There's nothing romantic about today's illicit tobacco trade. A business of truly global proportions, it has a track record of filching funds from where they're needed most. It's no exaggeration to say that the world has insufficient hospital wards, nurses and doctors to face the increase in cancer sufferers, because criminals have diverted tax revenues into their own pockets.

It's difficult to estimate the lost tax, but even a conservative 2009 estimate suggested that US $31 billion was missing from government coffers because of the illicit trade. Other reputable researchers say the number is even higher -- perhaps as much as US $50 billion. The main victims are low- and middle-income countries that need the money most, and of course the consumers turned into addicts by more accessible and affordable tobacco products.

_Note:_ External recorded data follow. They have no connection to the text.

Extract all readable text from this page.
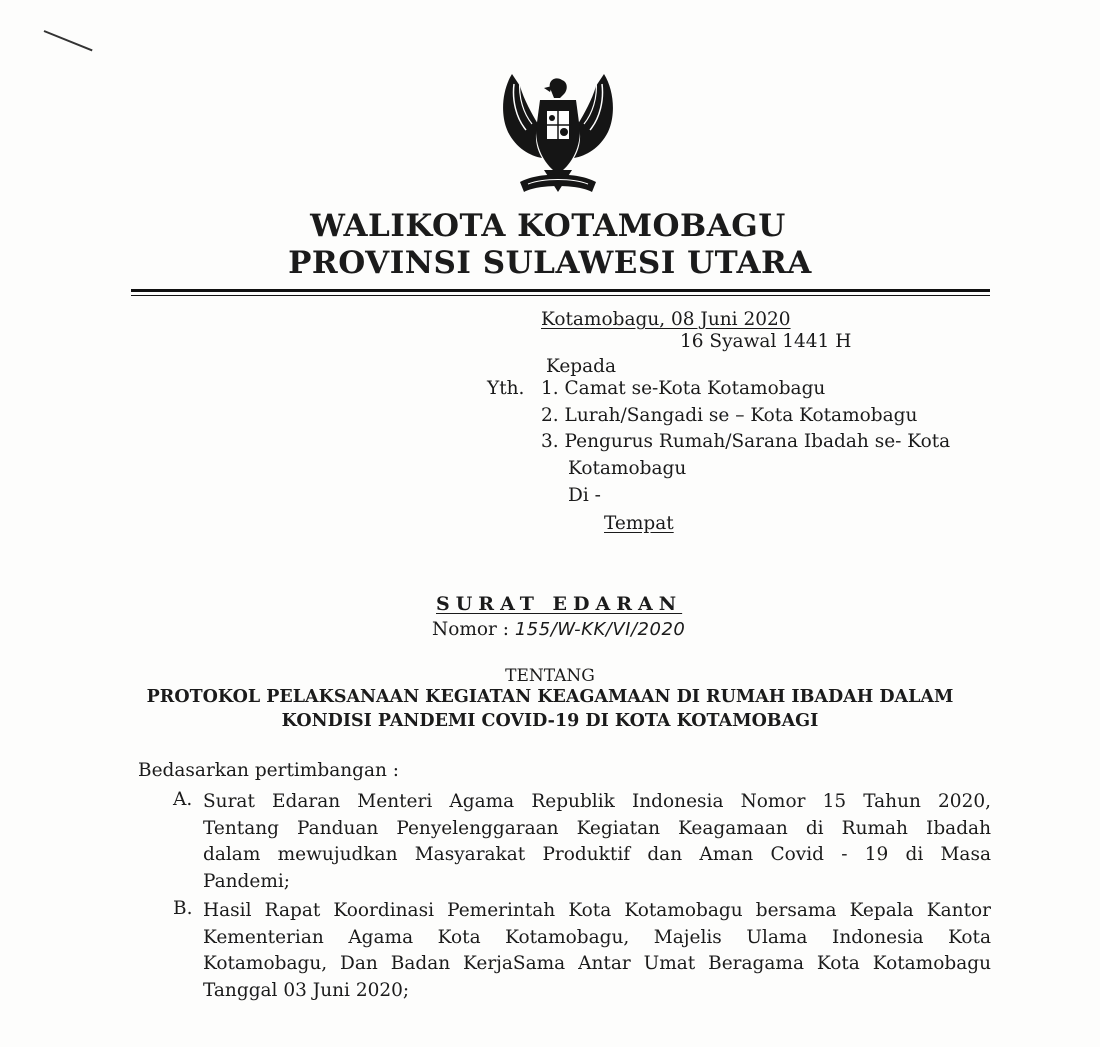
WALIKOTA KOTAMOBAGU
PROVINSI SULAWESI UTARA
Kotamobagu, 08 Juni 2020
16 Syawal 1441 H
Kepada
Yth. 1. Camat se-Kota Kotamobagu
2. Lurah/Sangadi se – Kota Kotamobagu
3. Pengurus Rumah/Sarana Ibadah se- Kota
Kotamobagu
Di -
Tempat
SURAT EDARAN
Nomor : 155/W-KK/VI/2020
TENTANG
PROTOKOL PELAKSANAAN KEGIATAN KEAGAMAAN DI RUMAH IBADAH DALAM
KONDISI PANDEMI COVID-19 DI KOTA KOTAMOBAGI
Bedasarkan pertimbangan :
A. Surat Edaran Menteri Agama Republik Indonesia Nomor 15 Tahun 2020,
Tentang Panduan Penyelenggaraan Kegiatan Keagamaan di Rumah Ibadah
dalam mewujudkan Masyarakat Produktif dan Aman Covid - 19 di Masa
Pandemi;
B. Hasil Rapat Koordinasi Pemerintah Kota Kotamobagu bersama Kepala Kantor
Kementerian Agama Kota Kotamobagu, Majelis Ulama Indonesia Kota
Kotamobagu, Dan Badan KerjaSama Antar Umat Beragama Kota Kotamobagu
Tanggal 03 Juni 2020;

That's why this year's World No Tobacco Day on May 31 is devoted to the issue of the illicit trade. The World Health Organization and the Secretariat of the WHO Framework Convention on Tobacco Control (WHO FCTC) are urging Member States to join the expanding group of Parties that have signed the Protocol to Eliminate the Illicit Trade in Tobacco Products, an international treaty in its own right negotiated under the umbrella of the WHO FCTC.

Tobacco-related illness is one of the biggest public health threats the world has ever faced. Approximately one person dies from a tobacco-related disease every six seconds, equivalent to almost six million people a year. That is forecast to rise to more than eight million people a year by 2030, with more than 80 percent of these preventable deaths occurring among people living in low-and middle-income countries.

The Protocol will not only strengthen the hands of governments in combating this pernicious business. It will also increase tax revenue, improve the health of the world's citizens and cut the financial lifeline of those who challenge law enforcers such as organised criminal gangs.

Criminal groups are not the only beneficiaries. Petty peddlers make a living where border controls are lax or local officials can be bribed to look the other way. Research shows that insurgent forces have also muscled into the trade in the Middle East and Africa. In central and eastern Africa for example, rebels accused of serious human right violations have been shown to use the illegal tobacco trade to finance their activities.

Yet it's the tobacco industry that benefits most from the activities of bootleggers and smugglers. Illicit tobacco products come from factories too - and all too often the trail of evidence is traced back to legally sanctioned manufacturers.

There is a wealth of material to prove the point. Several large tobacco companies paid US $1.7 billion in fines to the Canadian authorities from 2008-10 after they were accused of smuggling conspiracy charges; Her Majesty's Revenue and Customs in the UK told an inquiry that tobacco industry supplies to certain countries are "considerably higher than legitimate local demand." And paperwork disclosed by the tobacco industry as a result of US court cases provided detailed evidence of manufacturers using illicit routes to expand sales and win new markets, for example in Asia and Latin America.

Given the forces ranged against it, how would the Protocol make a difference? Probably the biggest change would increase control over the supply chain. Tracking and tracing systems -- with costs charged to the tobacco industry itself but controlled by governments -- would show whether and where products have been diverted into the illicit system.

Imports, exports and manufacturing would be licensed, legal sanctions against smugglers and others engaged in the trade would be strengthened and international cooperation of the illicit trade, and action against it, would be enhanced.

The illicit trade is a many-headed entity, a hydra of illegal activity that harms the gullible and the vulnerable. It will take many years to defeat, but the battle must be waged if we are ever to make progress. The entering into force of the Protocol is the critical first step.